Abstract
Integral equations for currents in one and two straight metal radiators with exact and approximate kernel and methods of solving these equations with the help of an iterative process, perturbation method and Moment Method are considered. Results are generalized to the case of radiators with constant and piecewise-constant impedance and with lumped loads. The Moment Method with piecewise-sinusoidal basic and weighting functions is shown to correspond to the physical content of a problem and be equivalent to division of the radiator into isolated dipoles, the self- and mutual impedances of which are calculated by the method of induced emf.
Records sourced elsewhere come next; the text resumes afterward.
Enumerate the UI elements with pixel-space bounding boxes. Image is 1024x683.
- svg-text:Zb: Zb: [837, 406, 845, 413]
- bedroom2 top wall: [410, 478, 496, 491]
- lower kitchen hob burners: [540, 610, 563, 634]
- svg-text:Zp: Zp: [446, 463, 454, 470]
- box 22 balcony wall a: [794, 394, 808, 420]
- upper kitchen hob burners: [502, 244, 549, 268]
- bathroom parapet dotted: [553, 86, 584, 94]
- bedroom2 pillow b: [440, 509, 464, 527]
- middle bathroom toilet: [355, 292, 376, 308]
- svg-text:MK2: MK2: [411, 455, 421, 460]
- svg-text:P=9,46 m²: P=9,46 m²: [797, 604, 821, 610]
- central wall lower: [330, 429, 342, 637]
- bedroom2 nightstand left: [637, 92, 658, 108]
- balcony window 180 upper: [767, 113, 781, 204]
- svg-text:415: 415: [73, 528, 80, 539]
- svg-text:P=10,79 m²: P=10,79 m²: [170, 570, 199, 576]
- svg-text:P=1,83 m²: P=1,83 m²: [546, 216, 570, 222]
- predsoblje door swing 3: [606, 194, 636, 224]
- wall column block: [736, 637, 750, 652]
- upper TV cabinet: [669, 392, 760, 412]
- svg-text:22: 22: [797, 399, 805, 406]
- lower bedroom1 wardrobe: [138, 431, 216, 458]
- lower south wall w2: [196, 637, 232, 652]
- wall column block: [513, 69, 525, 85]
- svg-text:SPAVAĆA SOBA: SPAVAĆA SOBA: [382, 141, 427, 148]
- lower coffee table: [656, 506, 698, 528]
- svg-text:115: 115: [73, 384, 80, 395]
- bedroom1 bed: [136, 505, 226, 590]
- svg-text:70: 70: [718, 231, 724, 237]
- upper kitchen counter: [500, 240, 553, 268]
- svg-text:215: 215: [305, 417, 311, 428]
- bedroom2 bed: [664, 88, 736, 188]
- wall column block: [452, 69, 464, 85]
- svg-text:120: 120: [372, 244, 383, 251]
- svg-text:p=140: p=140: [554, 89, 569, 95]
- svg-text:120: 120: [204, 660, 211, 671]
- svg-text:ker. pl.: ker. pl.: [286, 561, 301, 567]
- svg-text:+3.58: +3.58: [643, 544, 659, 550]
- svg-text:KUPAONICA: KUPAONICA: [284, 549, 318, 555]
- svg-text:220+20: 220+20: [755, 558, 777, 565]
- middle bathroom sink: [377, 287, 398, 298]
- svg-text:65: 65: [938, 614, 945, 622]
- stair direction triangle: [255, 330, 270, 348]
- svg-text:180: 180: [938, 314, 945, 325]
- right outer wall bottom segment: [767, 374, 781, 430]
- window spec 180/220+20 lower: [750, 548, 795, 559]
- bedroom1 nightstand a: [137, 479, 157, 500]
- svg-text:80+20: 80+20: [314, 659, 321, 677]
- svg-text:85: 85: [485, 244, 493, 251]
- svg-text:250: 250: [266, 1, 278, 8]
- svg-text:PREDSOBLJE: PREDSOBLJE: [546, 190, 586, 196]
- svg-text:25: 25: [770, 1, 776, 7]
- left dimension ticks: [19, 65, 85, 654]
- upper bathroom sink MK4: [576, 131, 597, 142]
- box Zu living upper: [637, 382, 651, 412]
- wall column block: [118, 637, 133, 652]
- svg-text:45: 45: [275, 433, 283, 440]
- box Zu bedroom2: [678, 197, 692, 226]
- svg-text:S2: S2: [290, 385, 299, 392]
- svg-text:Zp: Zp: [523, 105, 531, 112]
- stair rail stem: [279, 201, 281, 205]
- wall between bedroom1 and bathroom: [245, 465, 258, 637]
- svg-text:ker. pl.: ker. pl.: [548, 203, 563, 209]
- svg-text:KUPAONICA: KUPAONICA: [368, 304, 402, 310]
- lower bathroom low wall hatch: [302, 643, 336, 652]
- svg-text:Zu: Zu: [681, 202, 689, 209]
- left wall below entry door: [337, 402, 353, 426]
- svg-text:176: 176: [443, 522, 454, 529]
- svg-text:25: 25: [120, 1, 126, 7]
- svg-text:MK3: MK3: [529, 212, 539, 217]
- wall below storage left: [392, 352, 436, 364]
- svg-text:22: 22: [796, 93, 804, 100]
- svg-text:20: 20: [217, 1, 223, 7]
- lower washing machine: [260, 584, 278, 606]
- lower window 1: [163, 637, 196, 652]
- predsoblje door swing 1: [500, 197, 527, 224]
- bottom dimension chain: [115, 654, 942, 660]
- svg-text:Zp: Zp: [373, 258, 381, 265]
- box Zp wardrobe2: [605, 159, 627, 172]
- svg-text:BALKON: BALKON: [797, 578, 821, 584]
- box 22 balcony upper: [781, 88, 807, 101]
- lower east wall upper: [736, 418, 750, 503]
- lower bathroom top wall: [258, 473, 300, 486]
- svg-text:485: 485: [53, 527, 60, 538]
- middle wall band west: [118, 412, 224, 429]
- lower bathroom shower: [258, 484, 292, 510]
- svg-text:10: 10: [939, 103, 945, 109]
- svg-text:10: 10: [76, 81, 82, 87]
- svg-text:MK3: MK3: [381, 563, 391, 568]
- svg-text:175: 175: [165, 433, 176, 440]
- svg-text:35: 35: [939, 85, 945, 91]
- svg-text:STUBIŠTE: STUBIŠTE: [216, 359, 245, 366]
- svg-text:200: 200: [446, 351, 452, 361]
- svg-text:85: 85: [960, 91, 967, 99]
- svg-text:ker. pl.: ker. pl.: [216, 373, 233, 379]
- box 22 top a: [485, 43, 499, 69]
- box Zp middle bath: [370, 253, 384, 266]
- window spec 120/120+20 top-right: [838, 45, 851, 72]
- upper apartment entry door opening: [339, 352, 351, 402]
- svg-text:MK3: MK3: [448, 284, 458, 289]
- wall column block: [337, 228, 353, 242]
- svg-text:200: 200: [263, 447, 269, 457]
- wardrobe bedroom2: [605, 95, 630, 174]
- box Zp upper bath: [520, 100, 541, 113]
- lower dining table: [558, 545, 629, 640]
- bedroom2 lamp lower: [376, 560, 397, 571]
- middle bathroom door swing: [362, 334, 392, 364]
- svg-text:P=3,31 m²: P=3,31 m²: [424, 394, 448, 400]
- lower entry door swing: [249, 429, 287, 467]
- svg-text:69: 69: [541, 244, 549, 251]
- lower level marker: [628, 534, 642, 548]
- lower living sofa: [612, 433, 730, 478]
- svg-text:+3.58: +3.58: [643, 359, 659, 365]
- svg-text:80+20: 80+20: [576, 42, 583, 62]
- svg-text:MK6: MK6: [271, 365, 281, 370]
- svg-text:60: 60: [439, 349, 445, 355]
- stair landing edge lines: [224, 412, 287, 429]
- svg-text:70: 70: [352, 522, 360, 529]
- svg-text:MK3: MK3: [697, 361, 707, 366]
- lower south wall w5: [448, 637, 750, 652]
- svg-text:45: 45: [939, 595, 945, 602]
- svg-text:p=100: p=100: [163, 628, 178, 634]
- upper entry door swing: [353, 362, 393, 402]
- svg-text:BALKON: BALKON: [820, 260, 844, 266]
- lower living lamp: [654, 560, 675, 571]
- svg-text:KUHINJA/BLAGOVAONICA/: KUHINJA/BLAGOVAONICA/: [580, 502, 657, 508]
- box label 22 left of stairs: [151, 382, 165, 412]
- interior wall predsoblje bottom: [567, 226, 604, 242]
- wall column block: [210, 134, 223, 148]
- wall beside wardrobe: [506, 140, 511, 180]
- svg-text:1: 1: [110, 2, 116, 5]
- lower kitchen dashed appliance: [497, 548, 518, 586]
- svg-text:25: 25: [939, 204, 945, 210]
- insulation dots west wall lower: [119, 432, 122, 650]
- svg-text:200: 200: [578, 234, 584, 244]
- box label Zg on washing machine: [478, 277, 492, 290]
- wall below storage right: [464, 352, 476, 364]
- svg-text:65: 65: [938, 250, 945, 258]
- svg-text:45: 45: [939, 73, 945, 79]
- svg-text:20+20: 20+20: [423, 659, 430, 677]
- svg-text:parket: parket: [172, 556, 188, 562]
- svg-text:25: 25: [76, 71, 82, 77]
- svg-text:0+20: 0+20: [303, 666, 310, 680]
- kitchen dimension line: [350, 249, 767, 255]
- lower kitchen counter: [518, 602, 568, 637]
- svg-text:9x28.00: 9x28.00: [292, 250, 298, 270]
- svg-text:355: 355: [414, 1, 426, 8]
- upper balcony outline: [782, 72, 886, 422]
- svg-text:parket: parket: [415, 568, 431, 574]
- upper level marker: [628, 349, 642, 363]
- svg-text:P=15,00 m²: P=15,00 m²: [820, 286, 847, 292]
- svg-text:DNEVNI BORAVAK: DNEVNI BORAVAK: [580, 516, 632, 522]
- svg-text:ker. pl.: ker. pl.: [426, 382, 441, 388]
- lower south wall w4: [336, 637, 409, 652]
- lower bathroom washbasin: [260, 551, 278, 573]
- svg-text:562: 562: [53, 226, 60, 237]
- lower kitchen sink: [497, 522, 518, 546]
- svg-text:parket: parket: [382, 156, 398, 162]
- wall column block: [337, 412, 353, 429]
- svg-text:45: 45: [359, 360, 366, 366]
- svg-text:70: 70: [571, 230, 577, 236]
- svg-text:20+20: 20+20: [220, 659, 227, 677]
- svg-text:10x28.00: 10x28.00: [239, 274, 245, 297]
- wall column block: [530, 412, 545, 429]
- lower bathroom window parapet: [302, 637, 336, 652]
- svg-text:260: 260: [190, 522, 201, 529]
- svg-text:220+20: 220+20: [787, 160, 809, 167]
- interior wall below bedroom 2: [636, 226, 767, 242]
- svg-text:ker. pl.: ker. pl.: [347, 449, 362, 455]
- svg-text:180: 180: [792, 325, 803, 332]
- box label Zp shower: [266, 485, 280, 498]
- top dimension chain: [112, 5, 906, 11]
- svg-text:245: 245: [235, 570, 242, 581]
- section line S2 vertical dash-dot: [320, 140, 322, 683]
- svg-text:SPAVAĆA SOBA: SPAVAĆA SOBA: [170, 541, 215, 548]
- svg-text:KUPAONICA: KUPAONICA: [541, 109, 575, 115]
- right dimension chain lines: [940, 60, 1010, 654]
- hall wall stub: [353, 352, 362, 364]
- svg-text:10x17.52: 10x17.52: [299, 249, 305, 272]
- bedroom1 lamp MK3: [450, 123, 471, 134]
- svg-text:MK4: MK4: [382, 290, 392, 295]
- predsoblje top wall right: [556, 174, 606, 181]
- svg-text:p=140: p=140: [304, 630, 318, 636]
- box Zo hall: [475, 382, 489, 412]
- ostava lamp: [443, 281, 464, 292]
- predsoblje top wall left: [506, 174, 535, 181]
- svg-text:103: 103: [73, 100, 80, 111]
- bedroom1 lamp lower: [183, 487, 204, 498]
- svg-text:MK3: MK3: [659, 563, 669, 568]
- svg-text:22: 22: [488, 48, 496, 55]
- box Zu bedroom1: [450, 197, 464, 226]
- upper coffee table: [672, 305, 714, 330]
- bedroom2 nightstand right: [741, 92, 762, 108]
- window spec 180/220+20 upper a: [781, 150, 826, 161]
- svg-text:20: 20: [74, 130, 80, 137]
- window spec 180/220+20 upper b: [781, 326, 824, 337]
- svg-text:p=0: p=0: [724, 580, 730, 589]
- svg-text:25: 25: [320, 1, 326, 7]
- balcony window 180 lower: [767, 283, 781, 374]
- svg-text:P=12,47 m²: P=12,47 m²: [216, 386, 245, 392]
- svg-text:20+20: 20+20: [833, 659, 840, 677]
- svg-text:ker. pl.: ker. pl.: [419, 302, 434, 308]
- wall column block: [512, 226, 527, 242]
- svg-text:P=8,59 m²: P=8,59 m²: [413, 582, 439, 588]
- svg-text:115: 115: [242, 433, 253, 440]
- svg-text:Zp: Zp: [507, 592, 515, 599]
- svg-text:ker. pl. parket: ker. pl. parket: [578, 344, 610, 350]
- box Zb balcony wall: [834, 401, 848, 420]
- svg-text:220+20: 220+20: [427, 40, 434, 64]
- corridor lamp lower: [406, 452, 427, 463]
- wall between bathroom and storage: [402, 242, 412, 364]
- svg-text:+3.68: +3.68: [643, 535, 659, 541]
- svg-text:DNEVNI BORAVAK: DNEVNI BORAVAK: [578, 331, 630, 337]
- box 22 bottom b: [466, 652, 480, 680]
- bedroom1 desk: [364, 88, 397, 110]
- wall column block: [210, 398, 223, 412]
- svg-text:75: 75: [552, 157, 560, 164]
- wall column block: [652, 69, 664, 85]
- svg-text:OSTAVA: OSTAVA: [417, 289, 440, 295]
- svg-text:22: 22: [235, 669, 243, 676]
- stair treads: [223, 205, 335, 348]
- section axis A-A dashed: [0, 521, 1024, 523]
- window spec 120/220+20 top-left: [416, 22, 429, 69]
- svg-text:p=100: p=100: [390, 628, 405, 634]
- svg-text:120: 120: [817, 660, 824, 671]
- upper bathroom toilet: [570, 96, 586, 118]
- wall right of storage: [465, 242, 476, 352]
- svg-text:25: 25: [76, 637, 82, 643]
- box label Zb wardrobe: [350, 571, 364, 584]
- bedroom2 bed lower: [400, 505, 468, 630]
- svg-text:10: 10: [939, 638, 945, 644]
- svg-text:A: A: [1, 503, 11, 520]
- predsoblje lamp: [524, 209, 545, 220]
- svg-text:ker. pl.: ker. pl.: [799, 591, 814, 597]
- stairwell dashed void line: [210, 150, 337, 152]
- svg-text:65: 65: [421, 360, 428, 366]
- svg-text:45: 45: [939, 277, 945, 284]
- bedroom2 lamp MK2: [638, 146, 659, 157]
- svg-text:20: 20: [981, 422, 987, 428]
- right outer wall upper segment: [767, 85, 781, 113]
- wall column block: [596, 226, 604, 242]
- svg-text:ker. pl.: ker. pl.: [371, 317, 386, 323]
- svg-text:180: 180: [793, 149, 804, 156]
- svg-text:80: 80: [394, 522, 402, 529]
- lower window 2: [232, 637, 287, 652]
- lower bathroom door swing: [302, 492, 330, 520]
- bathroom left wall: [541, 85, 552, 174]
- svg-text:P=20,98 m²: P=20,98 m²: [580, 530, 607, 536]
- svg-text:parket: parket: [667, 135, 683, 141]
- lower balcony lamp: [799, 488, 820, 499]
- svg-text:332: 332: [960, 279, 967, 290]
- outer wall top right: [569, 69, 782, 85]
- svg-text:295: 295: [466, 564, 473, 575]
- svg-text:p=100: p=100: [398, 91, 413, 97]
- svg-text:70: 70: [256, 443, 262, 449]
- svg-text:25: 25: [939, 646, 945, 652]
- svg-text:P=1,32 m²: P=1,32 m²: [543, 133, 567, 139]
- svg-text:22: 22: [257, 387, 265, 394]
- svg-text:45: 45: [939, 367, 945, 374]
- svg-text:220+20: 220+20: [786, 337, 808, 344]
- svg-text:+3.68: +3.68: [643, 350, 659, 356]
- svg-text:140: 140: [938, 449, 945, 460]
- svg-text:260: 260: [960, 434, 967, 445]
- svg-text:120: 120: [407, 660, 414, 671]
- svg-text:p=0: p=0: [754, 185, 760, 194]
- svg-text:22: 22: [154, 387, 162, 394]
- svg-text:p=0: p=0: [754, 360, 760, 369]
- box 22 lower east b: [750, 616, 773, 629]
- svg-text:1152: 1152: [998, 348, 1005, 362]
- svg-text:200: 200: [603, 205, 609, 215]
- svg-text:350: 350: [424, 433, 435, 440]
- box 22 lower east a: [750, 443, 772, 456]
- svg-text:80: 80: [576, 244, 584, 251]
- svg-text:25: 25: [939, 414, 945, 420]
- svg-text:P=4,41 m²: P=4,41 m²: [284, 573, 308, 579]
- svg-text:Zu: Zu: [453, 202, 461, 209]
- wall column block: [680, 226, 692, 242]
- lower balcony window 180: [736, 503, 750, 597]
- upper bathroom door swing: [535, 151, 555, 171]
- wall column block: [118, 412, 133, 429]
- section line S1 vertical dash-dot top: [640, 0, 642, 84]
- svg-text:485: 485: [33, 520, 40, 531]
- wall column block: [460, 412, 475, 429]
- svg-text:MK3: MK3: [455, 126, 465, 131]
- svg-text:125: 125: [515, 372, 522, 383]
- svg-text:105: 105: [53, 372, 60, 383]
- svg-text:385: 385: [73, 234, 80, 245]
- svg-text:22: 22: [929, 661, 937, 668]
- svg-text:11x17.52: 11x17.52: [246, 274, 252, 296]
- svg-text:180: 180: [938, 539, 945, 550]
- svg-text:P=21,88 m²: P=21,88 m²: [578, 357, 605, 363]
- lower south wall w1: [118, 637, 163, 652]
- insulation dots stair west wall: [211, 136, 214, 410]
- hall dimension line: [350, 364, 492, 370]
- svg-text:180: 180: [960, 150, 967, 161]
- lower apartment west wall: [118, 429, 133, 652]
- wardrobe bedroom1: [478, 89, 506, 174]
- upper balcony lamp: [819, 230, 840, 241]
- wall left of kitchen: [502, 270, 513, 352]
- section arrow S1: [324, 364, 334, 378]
Keywords: Approximate kernel, Basic functions, Boundary condition, Complicated structures, Constant impedance, Entire-domain functions, Equation for a system of radiators, Equation for two radiators, Exact kernel, Generalized method of induced emf, Hallen’s equation, Integral equation for the current, King-Middleton’s iterative procedure, Leontovich-Levin equation, Logarithmic singularity, Lumped loads, Metal rod with a magnetodielectric coat, Moment method, Perturbation method, Piecewise constant impedance, Piecewise-sinusoidal functions, Pocklington’s equation, Radiators systems of straight wire segments, Slowing-down, Straight metal radiator, Subdomain functions, Weighting functions.